Yesterday I exercised briefly at the hotel before enjoying the sunny breezes and beauty of Orange County for a few final hours. I had a couple of work meetings at the local office that were inspiring, and headed to John Wayne Airport excited to be going home after being gone since early Monday. Inside the terminal I ate a turkey melt sandwich and drank a tasty vodka lemonade, which went well together.
I’ve swam back into the depths of Ken Wilber’s brilliant mind this week, re-reading his 2000 book A Theory of Everything: An Integral Vision for Business, Politics, Science, and Spirituality. I was underlining key phrases I’d already highlighted years ago, and euphoric at again experiencing the dynamic of gleaning fresh insights from a book on a second go-around.
Here’s how one reviewer has described Wilber’s talent and impact on others:
“Wilber’s approach is the opposite of eclecticism. He has provided a coherent and consistent vision that seamlessly weaves together truth-claims from such fields as physics and biology; the ecosciences; chaos theory and the systems sciences; medicine, neurophysiology, biochemistry; art, poetry, and aesthetics in general; developmental psychology and a spectrum of psychotherapeutic endeavors, from Freud to Jung to Piaget; the Great Chain theorists from Plato and Plotinus in the West to Shankara and Nagarjuna in the East; the modernists from Descartes and Locke to Kant; the Idealists from Schelling to Hegel; the postmodernists from Foucault and Derrida to Taylor and Habermas; the major hermeneutic tradition, Dilthey to Heidegger to Gadamer; the social systems theorists from Comte and Marx to Parsons and Luhmann; the contemplative and mystical schools of the great meditative traditions, East and West, in the world’s major religious traditions. All of this is just a sampling. Is it any wonder, then, that those who focus narrowly on one particular field might take offense when that field is not presented as the linchpin of the Kosmos?”
Wilber referenced a previous book, One Taste, that was based on him keeping a daily journal of his activities as well as his thoughts and observations. I downloaded that in between flights and devoured the first 10 percent during most of the three-hour flight from Phoenix to Nashville. I’m now inspired to journal more, and to share such journaling in real time on this blog page. The approach of reflecting on what’s been happening in my daily routine seems, at least so far, to produce content that is more emergent as compared to trying to pick a topic to write about and ensure I’m touching upon certain categories.
A funny thing happened in the midst of enjoying One Taste. I had to get up and use the restroom, which I hate doing on planes because I think everyone is watching me. After leaving the restroom, I hurried back down the aisle to my aisle seat. I was only five or so rows back, but the arrival back in my “seat” still seemed too quick. I suddenly noticed that my stuff was no longer in front of me, and when I glanced at the man to my left I realized it wasn’t the same guy I’d been sitting next to for the previous two hours.
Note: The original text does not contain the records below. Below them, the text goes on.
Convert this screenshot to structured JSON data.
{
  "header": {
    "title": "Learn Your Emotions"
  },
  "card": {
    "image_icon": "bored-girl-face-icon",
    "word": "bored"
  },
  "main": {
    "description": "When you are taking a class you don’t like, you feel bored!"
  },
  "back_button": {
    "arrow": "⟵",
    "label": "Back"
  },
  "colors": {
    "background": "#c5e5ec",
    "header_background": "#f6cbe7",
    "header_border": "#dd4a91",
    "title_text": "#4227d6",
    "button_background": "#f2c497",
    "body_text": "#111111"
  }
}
Laughing, I hopped back up and proceeded two more rows to my actual seat, where I enjoyed a good laugh at my expense with my official seat mate.
Sometimes we’re in such a hurry to get somewhere that we end up in the wrong place. Wilber writes in One Taste:
“Let it start right here, right now, with us—with you and with me—and with our commitment to breathe into infinity until infinity alone is the only statement that the world will recognize. Let a radical realization shine from our faces, and roar from our hearts, and thunder from our brains—this simple fact, this obvious fact: that you, in the very immediateness of your present awareness, are in fact the entire world, in all its frost and fever, in all its glories and its grace, in all its triumphs and its tears. You do not see the sun, you are the sun; you do not hear the rain, you are the rain; you do not feel the earth, you are the earth. And in that simple, clear, unmistakable regard, translation has ceased in all domains, and you have transformed into the very Heart of the Kosmos itself—and there, right there, very simply, very quietly, it is all undone.”